それでは、彼にはライバルはありえないのだろうか?

意外なライバルが考えられる。それは、機械である。

いみじくも、「伝染(うつ)るんです」の最終巻である第5巻には、機械のかわうそ君が出てくる。機械のかわうそ君は「本物」のかわうそ君より「2割いい」。同作ではそのことそのものがギャグなのだが、実は「疑似乱数」というのは電脳の得意技でもあるのだ。ハナモゲラ語などは、電脳の方が得意なのだ。
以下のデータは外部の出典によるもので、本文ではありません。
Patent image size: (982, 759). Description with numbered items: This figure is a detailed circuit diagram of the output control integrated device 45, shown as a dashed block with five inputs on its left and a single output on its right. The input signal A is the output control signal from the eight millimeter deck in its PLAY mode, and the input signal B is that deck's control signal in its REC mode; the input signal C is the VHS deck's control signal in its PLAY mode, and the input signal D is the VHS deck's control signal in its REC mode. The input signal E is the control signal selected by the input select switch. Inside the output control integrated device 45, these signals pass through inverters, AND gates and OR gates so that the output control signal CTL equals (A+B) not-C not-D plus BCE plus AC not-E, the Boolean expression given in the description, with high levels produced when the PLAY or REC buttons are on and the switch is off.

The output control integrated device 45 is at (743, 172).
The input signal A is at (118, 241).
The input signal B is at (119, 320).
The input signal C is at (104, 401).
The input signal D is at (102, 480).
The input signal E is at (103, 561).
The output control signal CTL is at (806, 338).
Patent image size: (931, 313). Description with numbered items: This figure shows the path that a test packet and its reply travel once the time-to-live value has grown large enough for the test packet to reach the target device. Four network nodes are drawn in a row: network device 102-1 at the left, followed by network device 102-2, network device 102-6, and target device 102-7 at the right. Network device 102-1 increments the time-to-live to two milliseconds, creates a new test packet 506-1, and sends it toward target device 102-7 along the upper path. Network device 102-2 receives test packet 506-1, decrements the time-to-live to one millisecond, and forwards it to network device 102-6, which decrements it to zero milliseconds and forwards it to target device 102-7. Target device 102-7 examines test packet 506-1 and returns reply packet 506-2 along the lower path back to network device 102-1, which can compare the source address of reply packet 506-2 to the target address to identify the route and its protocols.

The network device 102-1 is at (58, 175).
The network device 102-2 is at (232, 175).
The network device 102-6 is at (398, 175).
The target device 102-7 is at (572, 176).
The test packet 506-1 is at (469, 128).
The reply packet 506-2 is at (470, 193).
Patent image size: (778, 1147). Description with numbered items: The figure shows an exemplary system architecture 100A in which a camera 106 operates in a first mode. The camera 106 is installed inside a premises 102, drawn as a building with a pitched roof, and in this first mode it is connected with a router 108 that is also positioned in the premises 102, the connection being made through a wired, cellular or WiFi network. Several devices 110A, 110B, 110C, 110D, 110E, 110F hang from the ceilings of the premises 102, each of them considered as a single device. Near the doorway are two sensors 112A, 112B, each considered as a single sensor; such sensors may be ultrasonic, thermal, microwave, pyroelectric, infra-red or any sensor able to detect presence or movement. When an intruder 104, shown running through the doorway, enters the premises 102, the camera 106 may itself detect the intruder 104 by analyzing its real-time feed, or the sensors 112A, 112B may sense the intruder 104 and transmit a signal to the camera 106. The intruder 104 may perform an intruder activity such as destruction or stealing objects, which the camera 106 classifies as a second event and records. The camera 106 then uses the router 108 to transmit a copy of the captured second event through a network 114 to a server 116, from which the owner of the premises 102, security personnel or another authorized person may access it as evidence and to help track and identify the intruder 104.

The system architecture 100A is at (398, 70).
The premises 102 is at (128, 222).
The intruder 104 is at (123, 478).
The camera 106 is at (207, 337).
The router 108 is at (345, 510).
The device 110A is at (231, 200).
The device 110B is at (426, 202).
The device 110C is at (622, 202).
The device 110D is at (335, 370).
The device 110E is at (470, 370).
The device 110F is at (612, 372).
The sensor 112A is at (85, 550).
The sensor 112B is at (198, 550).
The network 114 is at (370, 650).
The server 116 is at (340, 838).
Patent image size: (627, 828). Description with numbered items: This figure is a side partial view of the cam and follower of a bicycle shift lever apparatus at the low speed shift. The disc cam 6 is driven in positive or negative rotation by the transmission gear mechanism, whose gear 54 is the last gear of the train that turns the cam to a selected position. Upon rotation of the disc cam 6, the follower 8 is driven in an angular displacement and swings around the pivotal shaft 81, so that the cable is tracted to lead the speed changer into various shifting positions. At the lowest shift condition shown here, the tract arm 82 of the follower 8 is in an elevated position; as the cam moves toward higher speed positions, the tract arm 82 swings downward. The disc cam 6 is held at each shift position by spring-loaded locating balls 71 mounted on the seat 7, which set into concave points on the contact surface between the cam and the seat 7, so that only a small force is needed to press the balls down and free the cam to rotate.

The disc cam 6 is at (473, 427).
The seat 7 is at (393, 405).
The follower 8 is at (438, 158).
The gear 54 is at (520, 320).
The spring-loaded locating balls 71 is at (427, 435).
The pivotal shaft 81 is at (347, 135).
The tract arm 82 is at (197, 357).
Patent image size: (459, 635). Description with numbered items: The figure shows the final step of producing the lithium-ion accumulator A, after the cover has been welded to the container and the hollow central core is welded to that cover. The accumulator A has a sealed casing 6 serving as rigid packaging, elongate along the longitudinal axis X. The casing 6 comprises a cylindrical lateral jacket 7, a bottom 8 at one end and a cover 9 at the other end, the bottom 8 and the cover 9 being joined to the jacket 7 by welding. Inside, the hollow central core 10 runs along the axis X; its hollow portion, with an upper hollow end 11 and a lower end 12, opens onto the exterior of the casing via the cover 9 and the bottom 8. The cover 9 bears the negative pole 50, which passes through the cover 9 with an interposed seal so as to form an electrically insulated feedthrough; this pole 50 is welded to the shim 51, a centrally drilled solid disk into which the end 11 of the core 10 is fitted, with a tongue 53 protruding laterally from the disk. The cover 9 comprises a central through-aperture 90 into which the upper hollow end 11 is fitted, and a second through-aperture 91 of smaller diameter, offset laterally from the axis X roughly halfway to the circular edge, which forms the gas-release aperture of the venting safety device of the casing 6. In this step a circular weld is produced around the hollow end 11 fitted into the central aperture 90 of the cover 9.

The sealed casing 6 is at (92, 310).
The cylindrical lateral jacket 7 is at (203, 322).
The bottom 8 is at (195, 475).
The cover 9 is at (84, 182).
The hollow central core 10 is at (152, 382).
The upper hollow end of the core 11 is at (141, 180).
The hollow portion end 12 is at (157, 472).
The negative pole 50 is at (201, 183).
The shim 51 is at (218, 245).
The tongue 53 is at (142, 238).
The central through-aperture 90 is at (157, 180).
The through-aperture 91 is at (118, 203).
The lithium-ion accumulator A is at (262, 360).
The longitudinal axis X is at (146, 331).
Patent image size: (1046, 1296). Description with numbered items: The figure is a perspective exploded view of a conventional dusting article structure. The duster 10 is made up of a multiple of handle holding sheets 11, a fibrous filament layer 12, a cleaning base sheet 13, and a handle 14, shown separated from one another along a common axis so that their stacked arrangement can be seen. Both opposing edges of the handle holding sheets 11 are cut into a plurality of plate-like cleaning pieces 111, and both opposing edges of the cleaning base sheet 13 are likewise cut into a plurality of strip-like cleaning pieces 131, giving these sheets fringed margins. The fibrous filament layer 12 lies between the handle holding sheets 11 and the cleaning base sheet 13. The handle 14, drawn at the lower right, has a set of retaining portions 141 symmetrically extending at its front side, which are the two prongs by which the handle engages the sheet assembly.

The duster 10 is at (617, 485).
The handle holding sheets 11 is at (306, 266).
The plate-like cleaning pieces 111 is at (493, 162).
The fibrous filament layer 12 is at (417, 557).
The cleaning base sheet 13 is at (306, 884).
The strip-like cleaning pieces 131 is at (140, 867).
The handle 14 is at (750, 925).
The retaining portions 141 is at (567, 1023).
現在のところ、「電脳生成ギャグ」はまだ「ランダム過ぎて」ツボを外していることがほとんどだ。しかしどこをどうランダムにするかは人間の手で調整可能だ。実際「人口無能」と呼ばれるソフトは時に人間ではありえないギャグをかましてくれる。

そんな機械の吉田戦車が生身の吉田戦車に挑戦し、「2割いい」ことを証明する日は来るのだろうか?

少なくともその日までは、吉田戦車は安泰であろう。

Dan the Senshaphilia

追伸: 実は娘達の「みっちゃん化」計画を進めた事があるのだが、見事に失敗した。やはりみっちゃんのママと我々夫婦の演技力の差だろうか。それとも財力の差だろうか?